Persona-based prompting: We prompted the model to adopt different mathematical perspectives (e.g., "think like Euler focusing on series", "approach like Gauss looking for patterns").
I mean … I guess that’s scientific?
Besides that, how can the model learn at test time (at inferencing)?. It’s stateless, it doesn’t incorporate the last prompt into the model.
Davidzheng
test-time training/RL is definitely the right approach for math AI in the future. It is probably one of only a few ways to spend an obscene amounts of compute at a given problem (think 10^5 gpus for a few days) and has hopes of making progress when test-time inference scaling may not at first (think if you try to do MCTS on a go position with a bad value/policy net).

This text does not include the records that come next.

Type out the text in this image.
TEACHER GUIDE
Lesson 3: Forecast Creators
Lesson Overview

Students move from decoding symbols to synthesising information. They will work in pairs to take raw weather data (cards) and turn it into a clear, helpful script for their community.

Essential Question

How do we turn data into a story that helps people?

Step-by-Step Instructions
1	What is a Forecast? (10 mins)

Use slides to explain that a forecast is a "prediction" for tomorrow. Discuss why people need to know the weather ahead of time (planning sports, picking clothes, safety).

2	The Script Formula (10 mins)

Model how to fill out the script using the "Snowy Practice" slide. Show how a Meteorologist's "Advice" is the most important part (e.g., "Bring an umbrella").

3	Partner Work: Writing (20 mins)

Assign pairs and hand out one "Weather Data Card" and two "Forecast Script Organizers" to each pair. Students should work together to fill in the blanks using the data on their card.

Alphaproof already did this but nice to see it done again–good results!
neoneye2
Sidenote: `Tufa Labs` team includes the `MindsAI` team of ARC-AGI fame.
https://tufalabs.ai/team.html
niemandhier
Frank Herbert knew it: This is basically an implementation of the mentats recursive self inspection described in Dune.
isaacfrond
Reminds me of a quote by famous number theoretic mathematician Hendrik Lenstra:
For every problem you can't solve, there's a simpler problem that you also can't solve.